Italian master bead maker and his beads visit Wicker Park March 21

Date: 
03/20/2010
BeadStrng

Glass and bead making is a way of life for Luigi Cattelan whose family members have been blowing glass in Italy since the 15th Century.  The Murano glass factory, for which he worked for twenty years closed primarily due to foreign competition from the Czech and Asian markets where labor is cheap. 

Left without a steady job, Cattelan decided to launch his own bead making business. The only Muranese producing chevron beads, he subsequently began selling chevron beads into the Italian and African markets. 

Cattlean

Five years ago, Nancy Stark, a Wicker Parker who had become enthralled with beading, attempted to connect with Cattelan via the internet repeatedly but there were no return emails.  Not to be deterred, she found out where he lived and during a trip to Italy she went to his front door and knocked.  No answer.  No meeting. 

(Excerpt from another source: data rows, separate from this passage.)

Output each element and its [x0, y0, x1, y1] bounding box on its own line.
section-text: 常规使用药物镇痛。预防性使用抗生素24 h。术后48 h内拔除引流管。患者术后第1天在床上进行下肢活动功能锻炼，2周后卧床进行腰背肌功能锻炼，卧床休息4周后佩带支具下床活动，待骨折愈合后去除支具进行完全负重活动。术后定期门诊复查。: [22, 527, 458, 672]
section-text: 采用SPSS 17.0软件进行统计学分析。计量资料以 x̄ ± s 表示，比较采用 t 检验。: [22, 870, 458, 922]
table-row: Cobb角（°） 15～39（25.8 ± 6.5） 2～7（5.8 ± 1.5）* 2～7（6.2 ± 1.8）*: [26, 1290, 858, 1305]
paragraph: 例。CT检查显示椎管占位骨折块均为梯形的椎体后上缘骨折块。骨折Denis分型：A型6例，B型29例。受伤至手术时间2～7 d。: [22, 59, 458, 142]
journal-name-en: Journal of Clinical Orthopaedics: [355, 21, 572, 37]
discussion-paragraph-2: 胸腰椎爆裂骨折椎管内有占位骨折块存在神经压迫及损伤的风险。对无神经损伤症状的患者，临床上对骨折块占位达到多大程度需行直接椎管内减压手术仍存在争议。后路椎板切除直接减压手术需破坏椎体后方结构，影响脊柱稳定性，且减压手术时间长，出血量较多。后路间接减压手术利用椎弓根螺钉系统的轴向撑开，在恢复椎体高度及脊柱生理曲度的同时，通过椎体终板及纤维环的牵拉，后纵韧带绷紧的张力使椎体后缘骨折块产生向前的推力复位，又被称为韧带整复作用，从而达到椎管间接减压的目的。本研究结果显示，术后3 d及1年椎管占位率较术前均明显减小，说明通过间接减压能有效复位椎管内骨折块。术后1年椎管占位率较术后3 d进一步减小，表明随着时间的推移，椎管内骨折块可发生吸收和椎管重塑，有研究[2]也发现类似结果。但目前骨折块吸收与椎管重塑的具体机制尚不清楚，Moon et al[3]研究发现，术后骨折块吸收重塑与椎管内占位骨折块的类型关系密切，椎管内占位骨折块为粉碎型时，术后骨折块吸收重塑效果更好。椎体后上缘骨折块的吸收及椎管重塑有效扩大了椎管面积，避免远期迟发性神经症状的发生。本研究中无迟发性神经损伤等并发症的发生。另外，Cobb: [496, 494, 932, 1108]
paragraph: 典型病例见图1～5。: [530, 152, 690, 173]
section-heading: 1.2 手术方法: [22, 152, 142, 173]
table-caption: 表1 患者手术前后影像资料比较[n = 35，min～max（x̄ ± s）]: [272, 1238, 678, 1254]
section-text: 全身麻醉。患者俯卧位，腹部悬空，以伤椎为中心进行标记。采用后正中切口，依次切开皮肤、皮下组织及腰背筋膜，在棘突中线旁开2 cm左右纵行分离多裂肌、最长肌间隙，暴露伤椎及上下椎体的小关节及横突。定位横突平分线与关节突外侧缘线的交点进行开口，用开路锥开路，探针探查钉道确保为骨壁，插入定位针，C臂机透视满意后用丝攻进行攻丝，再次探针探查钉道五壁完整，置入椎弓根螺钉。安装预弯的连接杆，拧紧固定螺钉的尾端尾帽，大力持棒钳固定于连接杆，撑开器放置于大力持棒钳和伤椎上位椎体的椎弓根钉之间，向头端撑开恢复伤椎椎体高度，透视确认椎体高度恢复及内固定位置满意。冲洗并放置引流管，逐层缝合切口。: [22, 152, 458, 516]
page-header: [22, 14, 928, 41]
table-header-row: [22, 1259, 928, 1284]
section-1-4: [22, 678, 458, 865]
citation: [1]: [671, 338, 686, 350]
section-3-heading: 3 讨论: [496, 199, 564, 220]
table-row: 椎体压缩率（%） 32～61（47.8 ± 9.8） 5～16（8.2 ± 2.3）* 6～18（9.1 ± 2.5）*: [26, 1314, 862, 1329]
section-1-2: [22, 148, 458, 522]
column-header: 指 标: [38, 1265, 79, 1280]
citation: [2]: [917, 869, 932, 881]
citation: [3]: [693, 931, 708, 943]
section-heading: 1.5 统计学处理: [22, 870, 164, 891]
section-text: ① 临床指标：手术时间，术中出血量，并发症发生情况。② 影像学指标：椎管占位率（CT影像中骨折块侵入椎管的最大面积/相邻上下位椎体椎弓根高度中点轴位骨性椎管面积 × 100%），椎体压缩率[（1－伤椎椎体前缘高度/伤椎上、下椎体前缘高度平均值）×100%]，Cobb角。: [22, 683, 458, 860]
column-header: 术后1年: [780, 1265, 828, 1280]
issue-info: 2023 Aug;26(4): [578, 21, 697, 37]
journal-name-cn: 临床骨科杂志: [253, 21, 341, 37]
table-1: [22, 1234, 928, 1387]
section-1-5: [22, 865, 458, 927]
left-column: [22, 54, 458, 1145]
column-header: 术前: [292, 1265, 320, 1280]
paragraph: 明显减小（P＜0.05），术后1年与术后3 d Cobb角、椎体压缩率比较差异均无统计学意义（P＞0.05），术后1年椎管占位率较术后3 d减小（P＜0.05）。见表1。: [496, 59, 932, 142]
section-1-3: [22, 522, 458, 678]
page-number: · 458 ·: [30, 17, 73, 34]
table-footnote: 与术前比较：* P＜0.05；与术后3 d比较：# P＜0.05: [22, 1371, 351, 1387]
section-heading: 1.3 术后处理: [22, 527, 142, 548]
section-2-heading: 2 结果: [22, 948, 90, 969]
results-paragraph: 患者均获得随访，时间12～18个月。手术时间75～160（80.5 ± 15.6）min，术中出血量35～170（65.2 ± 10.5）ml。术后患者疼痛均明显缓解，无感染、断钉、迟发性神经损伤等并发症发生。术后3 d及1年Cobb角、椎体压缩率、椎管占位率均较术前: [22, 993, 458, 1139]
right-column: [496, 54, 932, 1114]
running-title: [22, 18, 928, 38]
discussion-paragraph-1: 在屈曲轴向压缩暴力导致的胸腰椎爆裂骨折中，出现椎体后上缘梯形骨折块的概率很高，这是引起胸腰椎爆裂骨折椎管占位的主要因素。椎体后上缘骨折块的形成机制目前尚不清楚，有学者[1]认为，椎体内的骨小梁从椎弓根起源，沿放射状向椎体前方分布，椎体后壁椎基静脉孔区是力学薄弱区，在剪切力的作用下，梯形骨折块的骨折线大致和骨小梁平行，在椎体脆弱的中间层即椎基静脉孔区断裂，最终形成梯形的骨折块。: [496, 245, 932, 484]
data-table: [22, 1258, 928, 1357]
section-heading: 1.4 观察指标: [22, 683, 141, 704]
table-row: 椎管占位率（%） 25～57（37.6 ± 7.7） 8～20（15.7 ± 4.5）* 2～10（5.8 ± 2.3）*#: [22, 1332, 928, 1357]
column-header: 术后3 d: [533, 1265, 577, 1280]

Cattelan's wife Nicole Anderson, originally from Michigan, and Stark begin communicating by email.  About two years later, Stark learned that the Cattelans would be at the annual February trek to Mecca, the Bead and Gem Show in Tucson, AZ.  On a mission to meet the great master and her new email pal, Stark attended the show that year, though none since.   She explains, "You try walking past miles and miles of the worlds shiniest (beads) and see how much of your checking account is left when you come home. I have never returned because I know I'll spend money I can't afford." 

MoorishChevron

Moorish Chevron bead

Last year the Cattelans came to visit as they drove across the country after the Tucson show doing Truck Show sales of Lugi's beads, pendants, necklaces along the way.  This year they are setting up shop on Sun. Mar.21 in Nancy Stark's office at 2128 W Evergreen, Number One, between 11 a.m. and 4 p.m. Stark says, "There will be hundreds of designs and thousands of beads, pendants, and necklaces for sale, all made by Luigi. Prices range from a dime to hundreds of dollars. These beads will eventually be collectors items-in another 25 years there will no longer be a glass industry in Venice."